Quantum resistant key-exposure free chameleon hash and applications in redactable blockchain

Blockchain technologies have attracted a large amount of attention recently, with immutability as a basic property. However, it is often desired to allow editing a transaction or a block in a controlled way. Chameleon hash function, with enhanced collision-resistance property, has recently found to be an important tool to construct redactable blockchain. This means that the traditional key-exposure free (double-trapdoor) constructions are unsuitable for the applications here. Although single-trapdoor key-exposure free chameleon hash functions naturally satisfy enhanced collision-resistance, they are very rare, and none is based on quantum-resistant assumptions. In this paper, we propose two single-trapdoor key-exposure free chameleon hash functions based on lattice, without/with lattice trapdoors respectively, and show their applications in redactable blockchain. Our constructions do not need heavy cryptographic tools, such as encryption and NIZK, therefore are more compact and computational efficient than schemes following Ateniese et al.'s generic transformation framework of PKE+NIZK. Moreover, we introduce two mechanisms in order to prevent the misuse of redaction functionality in blockchain. We present a fully distributed key management mechanism for the first scheme, and solve the redaction-misuse problem which remains in blockchains using Ateniese et al.'s generic framework. We also suggest the voting strategy when applying our second scheme. Finally, we show how to efficiently integrate our chameleon hash with any blockchain technologies, with only minor changes to the current blockchains in use.

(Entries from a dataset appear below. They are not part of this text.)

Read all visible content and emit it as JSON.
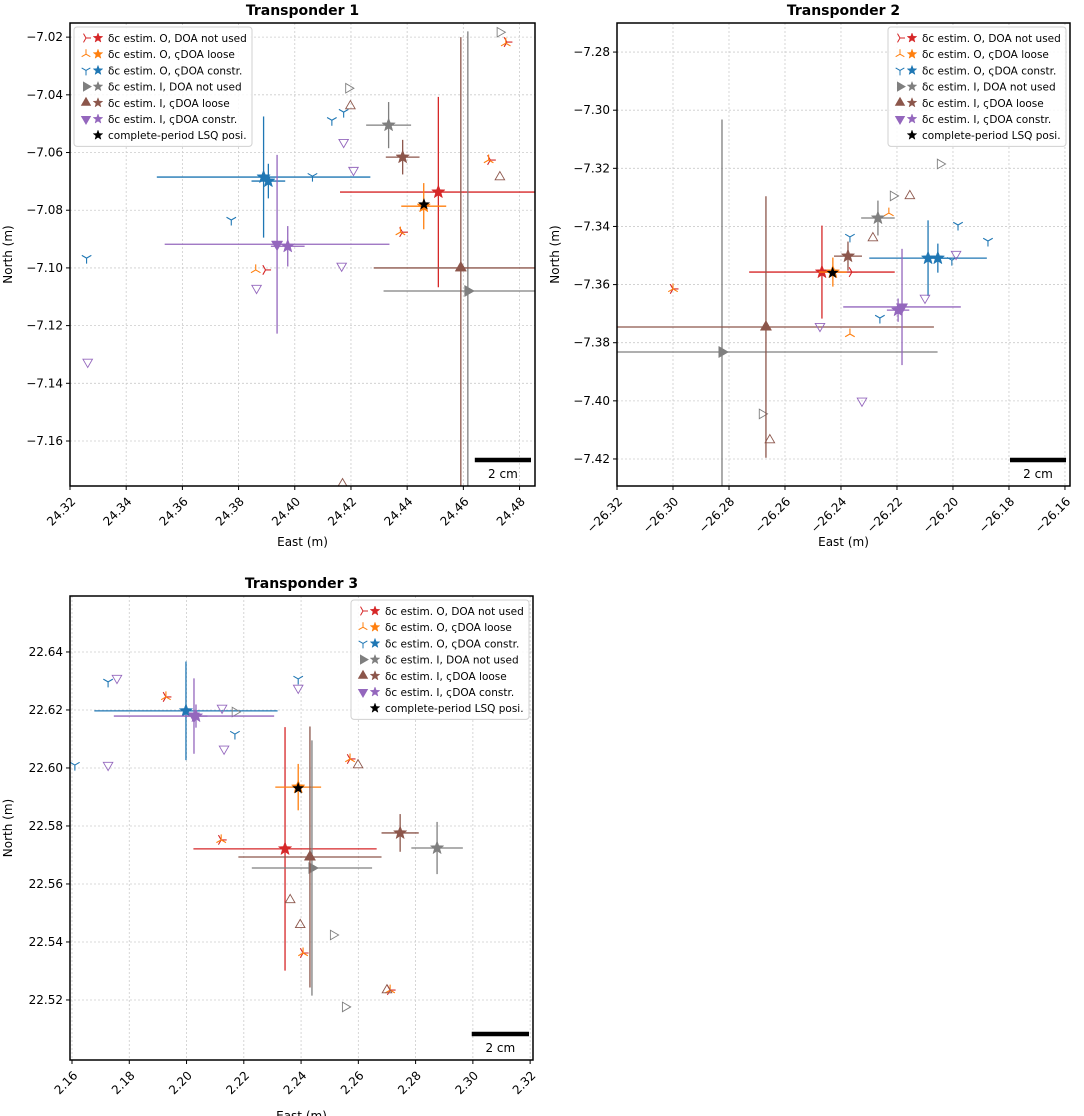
{
  "chart_data": [
    {
      "type": "scatter",
      "title": "Transponder 1",
      "xlabel": "East (m)",
      "ylabel": "North (m)",
      "xlim": [
        24.32,
        24.4855
      ],
      "ylim": [
        -7.1756,
        -7.0151
      ],
      "xticks": [
        24.32,
        24.34,
        24.36,
        24.38,
        {
          "value": 24.4,
          "label": "24.40"
        },
        24.42,
        24.44,
        24.46,
        24.48
      ],
      "yticks": [
        {
          "value": -7.02,
          "label": "−7.02"
        },
        {
          "value": -7.04,
          "label": "−7.04"
        },
        {
          "value": -7.06,
          "label": "−7.06"
        },
        {
          "value": -7.08,
          "label": "−7.08"
        },
        {
          "value": -7.1,
          "label": "−7.10"
        },
        {
          "value": -7.12,
          "label": "−7.12"
        },
        {
          "value": -7.14,
          "label": "−7.14"
        },
        {
          "value": -7.16,
          "label": "−7.16"
        }
      ],
      "grid": true,
      "legend": "upper left",
      "scalebar": {
        "label": "2 cm",
        "length": 0.02
      },
      "series": [
        {
          "name": "δc estim. O, DOA not used",
          "color": "#d62728",
          "marker": "tri-right",
          "x": [
            24.3896,
            24.4755,
            24.4696,
            24.4383
          ],
          "values": [
            -7.1007,
            -7.0217,
            -7.0626,
            -7.0876
          ],
          "estimates": [
            {
              "x": 24.4511,
              "y": -7.0737,
              "xerr": 0.035,
              "yerr": 0.033,
              "marker": "star"
            }
          ]
        },
        {
          "name": "δc estim. O, ςDOA loose",
          "color": "#ff7f0e",
          "marker": "tri-up",
          "x": [
            24.3861,
            24.4751,
            24.469,
            24.4376
          ],
          "values": [
            -7.1007,
            -7.0221,
            -7.0626,
            -7.0876
          ],
          "estimates": [
            {
              "x": 24.4459,
              "y": -7.0786,
              "xerr": 0.008,
              "yerr": 0.008,
              "marker": "star"
            }
          ]
        },
        {
          "name": "δc estim. O, ςDOA constr.",
          "color": "#1f77b4",
          "marker": "tri-down",
          "x": [
            24.3259,
            24.3774,
            24.4063,
            24.4132,
            24.4174
          ],
          "values": [
            -7.0966,
            -7.0834,
            -7.0682,
            -7.0488,
            -7.046
          ],
          "estimates": [
            {
              "x": 24.3889,
              "y": -7.0685,
              "xerr": 0.038,
              "yerr": 0.021,
              "marker": "star"
            },
            {
              "x": 24.3906,
              "y": -7.0699,
              "xerr": 0.006,
              "yerr": 0.006,
              "marker": "star"
            }
          ]
        },
        {
          "name": "δc estim. I, DOA not used",
          "color": "#7f7f7f",
          "marker": "triangle-right",
          "x": [
            24.473,
            24.4191
          ],
          "values": [
            -7.0183,
            -7.0377
          ],
          "estimates": [
            {
              "x": 24.4334,
              "y": -7.0505,
              "xerr": 0.008,
              "yerr": 0.008,
              "marker": "star"
            },
            {
              "x": 24.4616,
              "y": -7.108,
              "xerr": 0.03,
              "yerr": 0.09,
              "marker": "triangle-right"
            }
          ]
        },
        {
          "name": "δc estim. I, ςDOA loose",
          "color": "#8c564b",
          "marker": "triangle-up",
          "x": [
            24.4198,
            24.473,
            24.417
          ],
          "values": [
            -7.0439,
            -7.0685,
            -7.1749
          ],
          "estimates": [
            {
              "x": 24.4384,
              "y": -7.0616,
              "xerr": 0.006,
              "yerr": 0.006,
              "marker": "star"
            },
            {
              "x": 24.4591,
              "y": -7.1,
              "xerr": 0.031,
              "yerr": 0.08,
              "marker": "triangle-up"
            }
          ]
        },
        {
          "name": "δc estim. I, ςDOA constr.",
          "color": "#9467bd",
          "marker": "triangle-down",
          "x": [
            24.3263,
            24.3864,
            24.4167,
            24.4174,
            24.4209
          ],
          "values": [
            -7.1326,
            -7.107,
            -7.0993,
            -7.0564,
            -7.0661
          ],
          "estimates": [
            {
              "x": 24.3975,
              "y": -7.0925,
              "xerr": 0.006,
              "yerr": 0.007,
              "marker": "star"
            },
            {
              "x": 24.3937,
              "y": -7.0918,
              "xerr": 0.04,
              "yerr": 0.031,
              "marker": "triangle-down"
            }
          ]
        },
        {
          "name": "complete-period LSQ posi.",
          "color": "#000000",
          "marker": "star",
          "x": [
            24.446
          ],
          "values": [
            -7.078
          ],
          "estimates": []
        }
      ]
    },
    {
      "type": "scatter",
      "title": "Transponder 2",
      "xlabel": "East (m)",
      "ylabel": "North (m)",
      "xlim": [
        -26.32,
        -26.1582
      ],
      "ylim": [
        -7.4293,
        -7.27
      ],
      "xticks": [
        {
          "value": -26.32,
          "label": "−26.32"
        },
        {
          "value": -26.3,
          "label": "−26.30"
        },
        {
          "value": -26.28,
          "label": "−26.28"
        },
        {
          "value": -26.26,
          "label": "−26.26"
        },
        {
          "value": -26.24,
          "label": "−26.24"
        },
        {
          "value": -26.22,
          "label": "−26.22"
        },
        {
          "value": -26.2,
          "label": "−26.20"
        },
        {
          "value": -26.18,
          "label": "−26.18"
        },
        {
          "value": -26.16,
          "label": "−26.16"
        }
      ],
      "yticks": [
        {
          "value": -7.28,
          "label": "−7.28"
        },
        {
          "value": -7.3,
          "label": "−7.30"
        },
        {
          "value": -7.32,
          "label": "−7.32"
        },
        {
          "value": -7.34,
          "label": "−7.34"
        },
        {
          "value": -7.36,
          "label": "−7.36"
        },
        {
          "value": -7.38,
          "label": "−7.38"
        },
        {
          "value": -7.4,
          "label": "−7.40"
        },
        {
          "value": -7.42,
          "label": "−7.42"
        }
      ],
      "grid": true,
      "legend": "upper right",
      "scalebar": {
        "label": "2 cm",
        "length": 0.02
      },
      "series": [
        {
          "name": "δc estim. O, DOA not used",
          "color": "#d62728",
          "marker": "tri-right",
          "x": [
            -26.3,
            -26.2361
          ],
          "values": [
            -7.3615,
            -7.3557
          ],
          "estimates": [
            {
              "x": -26.2468,
              "y": -7.3557,
              "xerr": 0.026,
              "yerr": 0.016,
              "marker": "star"
            }
          ]
        },
        {
          "name": "δc estim. O, ςDOA loose",
          "color": "#ff7f0e",
          "marker": "tri-up",
          "x": [
            -26.3,
            -26.2368,
            -26.2229
          ],
          "values": [
            -7.3615,
            -7.377,
            -7.3354
          ],
          "estimates": [
            {
              "x": -26.2429,
              "y": -7.3557,
              "xerr": 0.005,
              "yerr": 0.005,
              "marker": "star"
            }
          ]
        },
        {
          "name": "δc estim. O, ςDOA constr.",
          "color": "#1f77b4",
          "marker": "tri-down",
          "x": [
            -26.2368,
            -26.1982,
            -26.1875,
            -26.2261,
            -26.2004
          ],
          "values": [
            -7.3436,
            -7.3395,
            -7.345,
            -7.3715,
            -7.3516
          ],
          "estimates": [
            {
              "x": -26.2089,
              "y": -7.3509,
              "xerr": 0.021,
              "yerr": 0.013,
              "marker": "star"
            },
            {
              "x": -26.2054,
              "y": -7.3509,
              "xerr": 0.005,
              "yerr": 0.005,
              "marker": "star"
            }
          ]
        },
        {
          "name": "δc estim. I, DOA not used",
          "color": "#7f7f7f",
          "marker": "triangle-right",
          "x": [
            -26.2046,
            -26.2214,
            -26.2682
          ],
          "values": [
            -7.3185,
            -7.3295,
            -7.4045
          ],
          "estimates": [
            {
              "x": -26.2268,
              "y": -7.3371,
              "xerr": 0.006,
              "yerr": 0.006,
              "marker": "star"
            },
            {
              "x": -26.2825,
              "y": -7.3832,
              "xerr": 0.077,
              "yerr": 0.08,
              "marker": "triangle-right"
            }
          ]
        },
        {
          "name": "δc estim. I, ςDOA loose",
          "color": "#8c564b",
          "marker": "triangle-up",
          "x": [
            -26.2154,
            -26.2286,
            -26.2654
          ],
          "values": [
            -7.3295,
            -7.344,
            -7.4135
          ],
          "estimates": [
            {
              "x": -26.2375,
              "y": -7.3502,
              "xerr": 0.005,
              "yerr": 0.005,
              "marker": "star"
            },
            {
              "x": -26.2668,
              "y": -7.3746,
              "xerr": 0.06,
              "yerr": 0.045,
              "marker": "triangle-up"
            }
          ]
        },
        {
          "name": "δc estim. I, ςDOA constr.",
          "color": "#9467bd",
          "marker": "triangle-down",
          "x": [
            -26.2475,
            -26.2325,
            -26.21,
            -26.1989
          ],
          "values": [
            -7.3743,
            -7.4,
            -7.3646,
            -7.3495
          ],
          "estimates": [
            {
              "x": -26.2196,
              "y": -7.3688,
              "xerr": 0.004,
              "yerr": 0.004,
              "marker": "star"
            },
            {
              "x": -26.2182,
              "y": -7.3677,
              "xerr": 0.021,
              "yerr": 0.02,
              "marker": "triangle-down"
            }
          ]
        },
        {
          "name": "complete-period LSQ posi.",
          "color": "#000000",
          "marker": "star",
          "x": [
            -26.243
          ],
          "values": [
            -7.356
          ],
          "estimates": []
        }
      ]
    },
    {
      "type": "scatter",
      "title": "Transponder 3",
      "xlabel": "East (m)",
      "ylabel": "North (m)",
      "xlim": [
        2.1593,
        2.321
      ],
      "ylim": [
        22.4993,
        22.6593
      ],
      "xticks": [
        2.16,
        2.18,
        {
          "value": 2.2,
          "label": "2.20"
        },
        2.22,
        2.24,
        2.26,
        2.28,
        {
          "value": 2.3,
          "label": "2.30"
        },
        2.32
      ],
      "yticks": [
        22.52,
        22.54,
        22.56,
        22.58,
        {
          "value": 22.6,
          "label": "22.60"
        },
        22.62,
        22.64
      ],
      "grid": true,
      "legend": "upper right",
      "scalebar": {
        "label": "2 cm",
        "length": 0.02
      },
      "series": [
        {
          "name": "δc estim. O, DOA not used",
          "color": "#d62728",
          "marker": "tri-right",
          "x": [
            2.1928,
            2.2121,
            2.2407,
            2.2711,
            2.2571
          ],
          "values": [
            22.6245,
            22.5752,
            22.5362,
            22.5234,
            22.6031
          ],
          "estimates": [
            {
              "x": 2.2344,
              "y": 22.5721,
              "xerr": 0.032,
              "yerr": 0.042,
              "marker": "star"
            }
          ]
        },
        {
          "name": "δc estim. O, ςDOA loose",
          "color": "#ff7f0e",
          "marker": "tri-up",
          "x": [
            2.1928,
            2.2121,
            2.2407,
            2.2711,
            2.2571
          ],
          "values": [
            22.6245,
            22.5752,
            22.5362,
            22.5234,
            22.6031
          ],
          "estimates": [
            {
              "x": 2.239,
              "y": 22.5934,
              "xerr": 0.008,
              "yerr": 0.008,
              "marker": "star"
            }
          ]
        },
        {
          "name": "δc estim. O, ςDOA constr.",
          "color": "#1f77b4",
          "marker": "tri-down",
          "x": [
            2.161,
            2.1726,
            2.2169,
            2.239
          ],
          "values": [
            22.601,
            22.6297,
            22.6117,
            22.6307
          ],
          "estimates": [
            {
              "x": 2.1998,
              "y": 22.6197,
              "xerr": 0.032,
              "yerr": 0.017,
              "marker": "star"
            }
          ]
        },
        {
          "name": "δc estim. I, DOA not used",
          "color": "#7f7f7f",
          "marker": "triangle-right",
          "x": [
            2.2169,
            2.2512,
            2.2554
          ],
          "values": [
            22.6193,
            22.5424,
            22.5176
          ],
          "estimates": [
            {
              "x": 2.2875,
              "y": 22.5724,
              "xerr": 0.009,
              "yerr": 0.009,
              "marker": "star"
            },
            {
              "x": 2.2438,
              "y": 22.5655,
              "xerr": 0.021,
              "yerr": 0.044,
              "marker": "triangle-right"
            }
          ]
        },
        {
          "name": "δc estim. I, ςDOA loose",
          "color": "#8c564b",
          "marker": "triangle-up",
          "x": [
            2.2362,
            2.2397,
            2.2599,
            2.27
          ],
          "values": [
            22.5545,
            22.5459,
            22.601,
            22.5234
          ],
          "estimates": [
            {
              "x": 2.2746,
              "y": 22.5776,
              "xerr": 0.0065,
              "yerr": 0.0065,
              "marker": "star"
            },
            {
              "x": 2.2431,
              "y": 22.5693,
              "xerr": 0.025,
              "yerr": 0.045,
              "marker": "triangle-up"
            }
          ]
        },
        {
          "name": "δc estim. I, ςDOA constr.",
          "color": "#9467bd",
          "marker": "triangle-down",
          "x": [
            2.1726,
            2.1757,
            2.2131,
            2.239,
            2.2124
          ],
          "values": [
            22.601,
            22.631,
            22.6066,
            22.6276,
            22.6207
          ],
          "estimates": [
            {
              "x": 2.2033,
              "y": 22.6179,
              "xerr": 0.004,
              "yerr": 0.004,
              "marker": "star"
            },
            {
              "x": 2.2026,
              "y": 22.6179,
              "xerr": 0.028,
              "yerr": 0.013,
              "marker": "triangle-down"
            }
          ]
        },
        {
          "name": "complete-period LSQ posi.",
          "color": "#000000",
          "marker": "star",
          "x": [
            2.239
          ],
          "values": [
            22.593
          ],
          "estimates": []
        }
      ]
    }
  ]
}
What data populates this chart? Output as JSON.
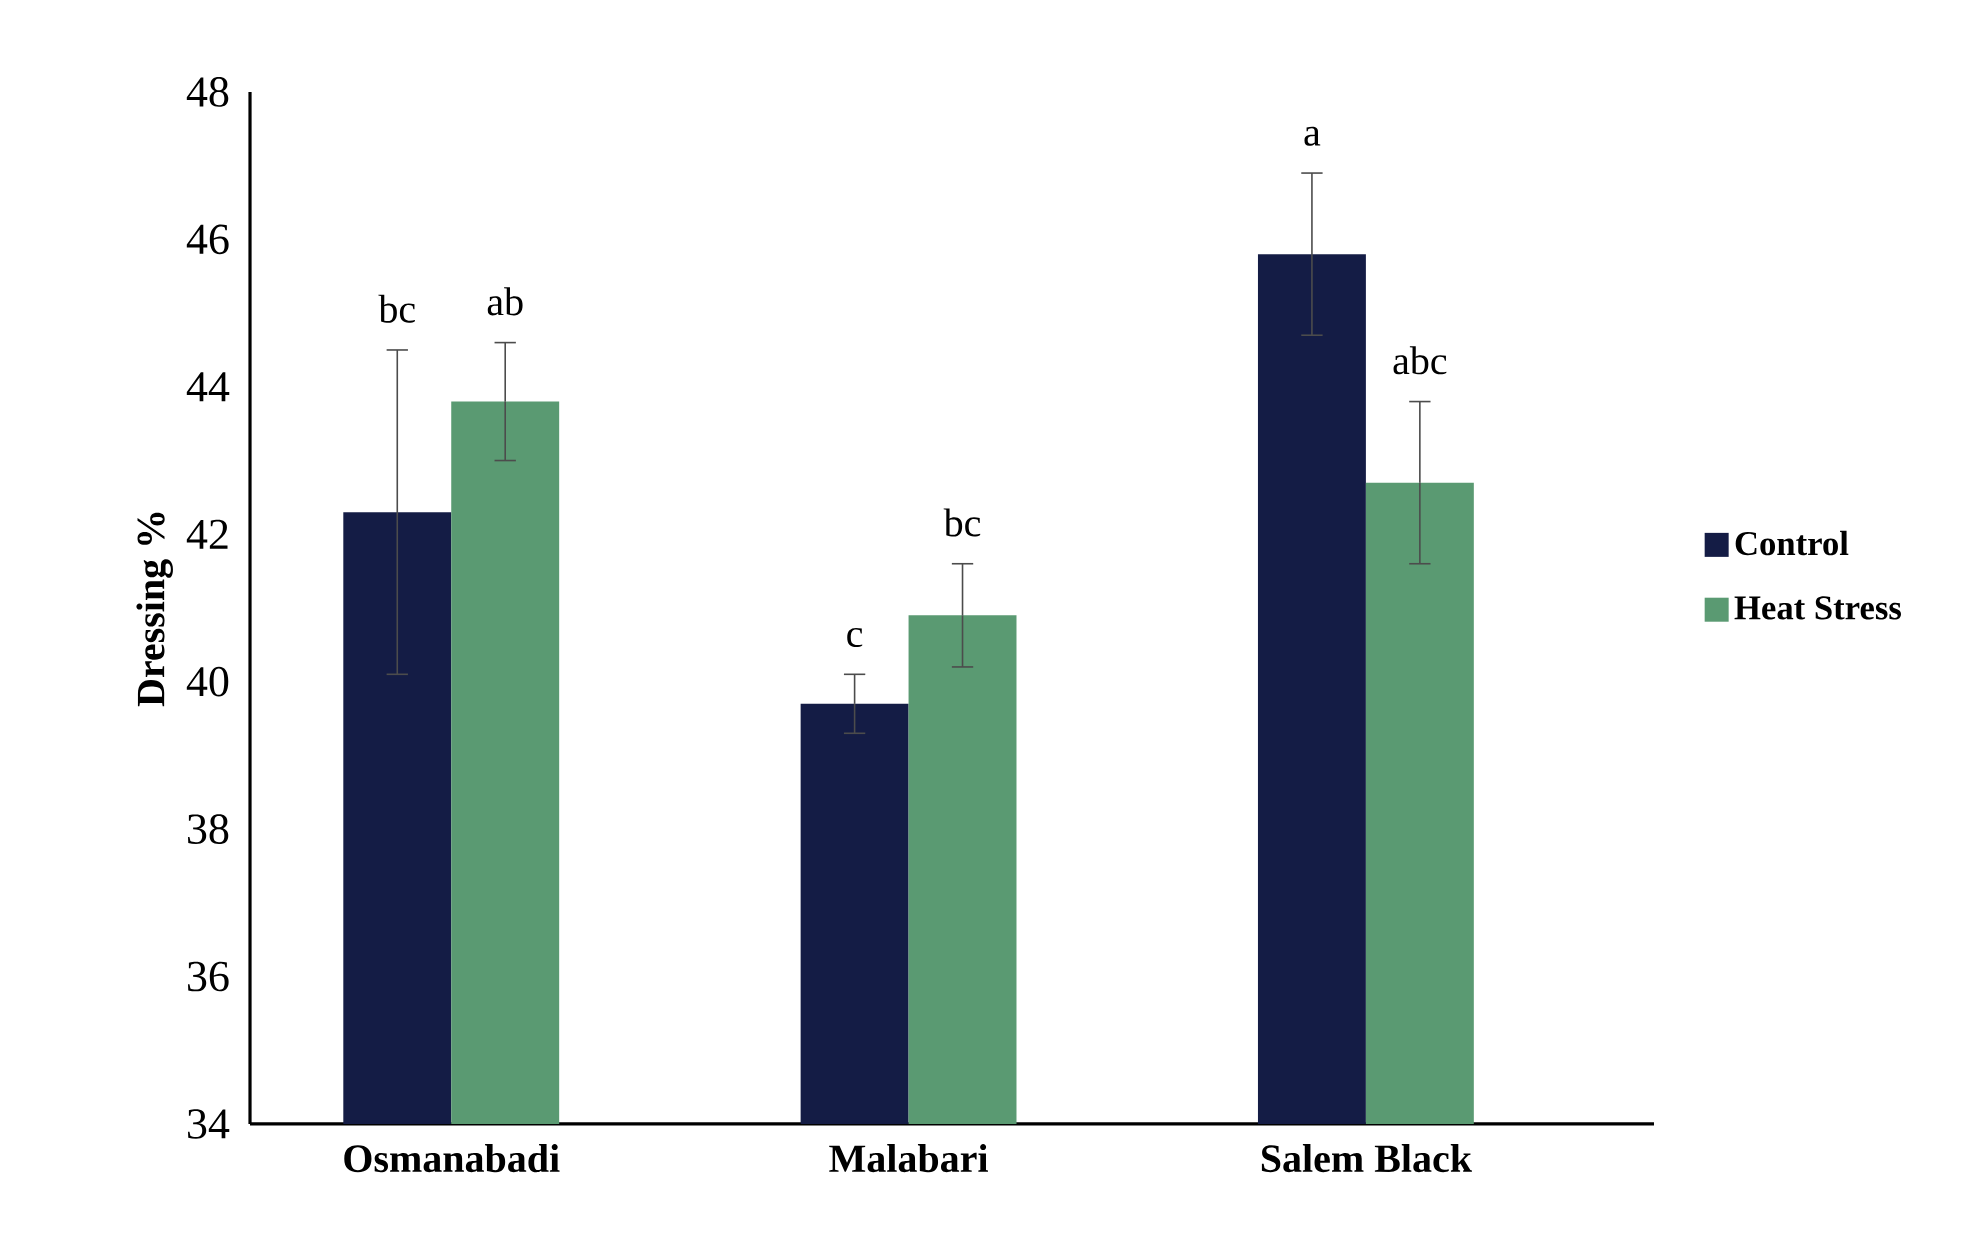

For extend interests, our proposed chameleon hash functions are also suitable for constructing quantum-resistant chameleon signatures and off-line/on-line signatures. (c) 2020 Elsevier Inc. All rights reserved.

Automated summary

Blockchain technologies are attracting attention due to their immutability, but there is a desire to edit transactions or blocks in a controlled way. Chameleon hash functions with enhanced collision resistance are important tools for constructing editable blockchains, while traditional double-trapdoor constructions are unsuitable. Single-trapdoor chameleon hash functions with enhanced collision resistance are rare, and this paper proposes two such functions based on lattice for redactable blockchains.